Дик, угрюмо сопя, завязывал ремешок. Сэр Шелтон покачал головой, еще раз хлопнул его по колену и быстро прошел к телеге, над которой бормотал священник.

— Лесли, узнаешь меня, дружище?

— Выньте стрелу, ваша милость, — просипел из глубины телеги голос, — мочи нет, выньте стрелу.

Сэр Шелтон стянул подшлемник с лысой головы, наклонился над телегой, поцеловал раненого в лоб, перекрестился, полой лисьей безрукавки захватил стрелу и уперся коленом в телегу. Дик, закусив губу и побледнев, что есть силы потянул ремешок на сапоге. Тот лопнул. Дик уставился на разорванные концы. За спиной тоненько запел священник. Неожиданно его лошадь тронула, он повернул голову и увидел, что сэр Шелтон ведет ее за повод вон с площади. Тот через плечо тоже взглянул на Дика, отвернулся и сплюнул под ноги.

— Не сердись, дружок, но у вас в роду руки были всегда покрепче, чем голова, — сказал он после паузы.

Дик не ответил.

Мимо них по улице грохотала телега.

— Как хорек кусается, ваша милость… — крикнул солдат с облучка. Он сосал раненную ладонь. Из кучи сена на телеге высунулся парнишка с худеньким болезненным и злым лицом.

— Кожу с вас сдерут, — закричал он бешено не то Дику, не то дяде, — вороны протухшие… лошадьми разорвут!.. — он оглянулся и, будто испугавшись чего-то, так же неожиданно исчез в сене.

Телега прогрохотала мимо дома, приспособленного солдатами под баню.

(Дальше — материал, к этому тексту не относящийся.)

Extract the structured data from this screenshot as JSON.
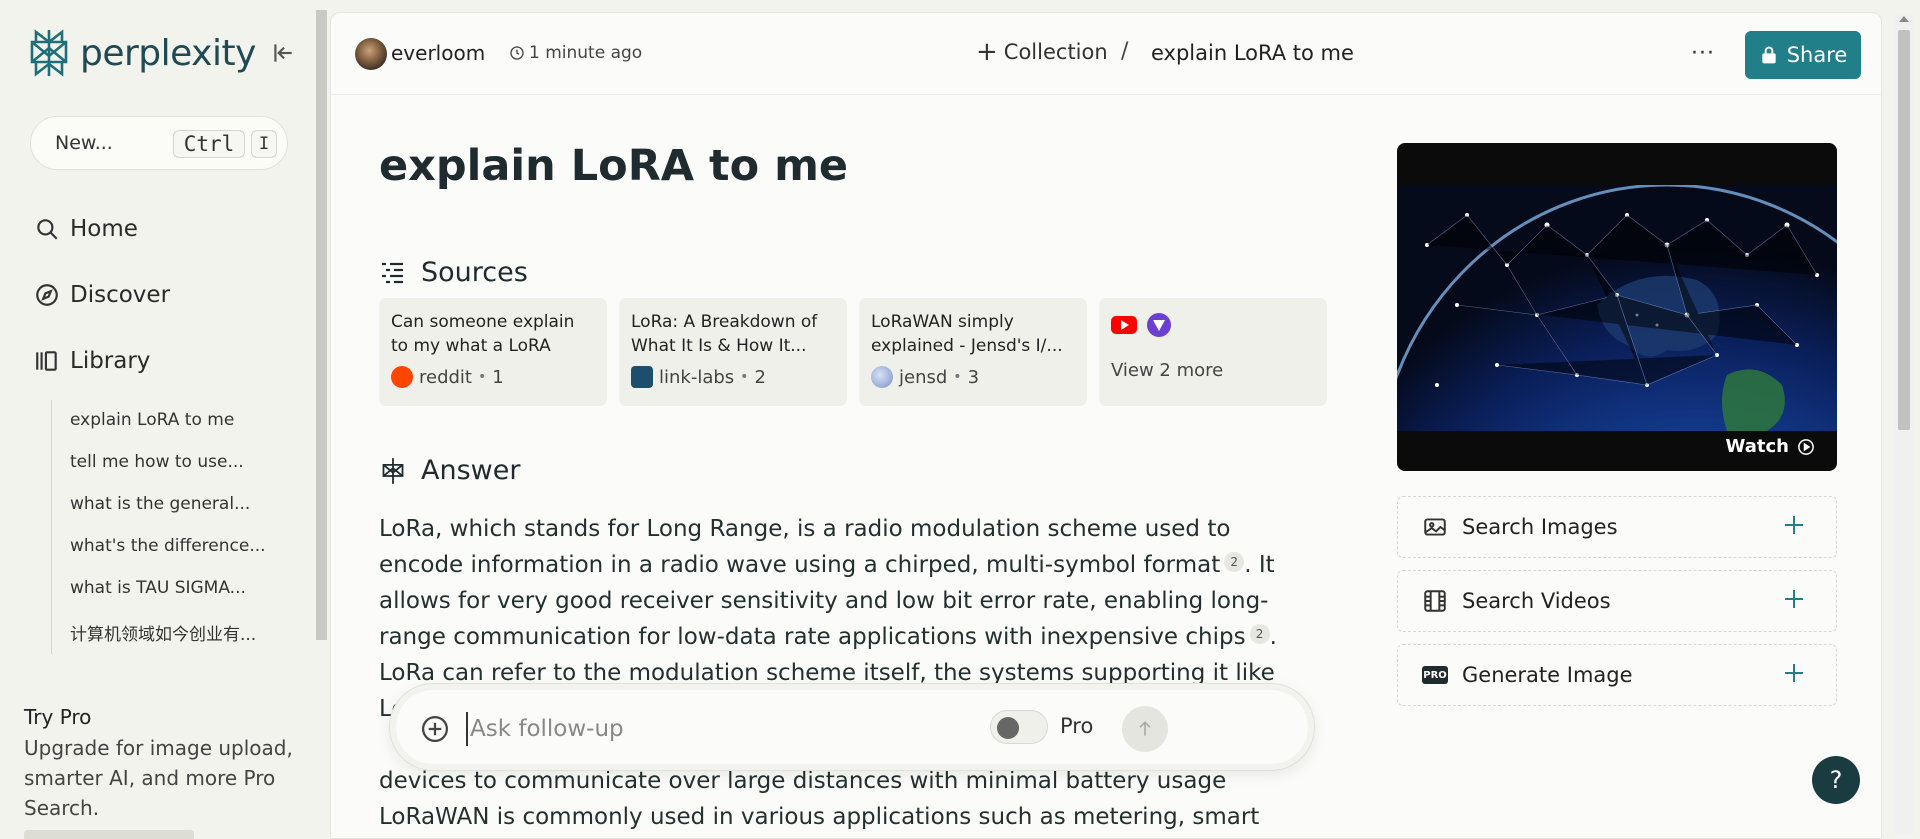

Баба привезла туда бочку воды и стояла, сурово отвернувшись от срама, а голый распаренный солдат приплясывал в дверях, под общий гогот уговаривал ее зайти. От бани бежал сержант.

— Пшел вон, — крикнул ему сэр Шелтон. Он посмотрел на уныло молчавшего Дика, поежился от холодного ветра, опять взял лошадь за повод и повел за бревенчатый угол бани. Там было пусто. Низкая крыша поросла мхом. Сэр Шелтон достал из-за пояса короткий меч, сбил им съехавшую черепицу и с тоской посмотрел на Дика, что-то соображая, потом еще раз ударил мечом, на этот раз по бревну, так, что полетели щепки.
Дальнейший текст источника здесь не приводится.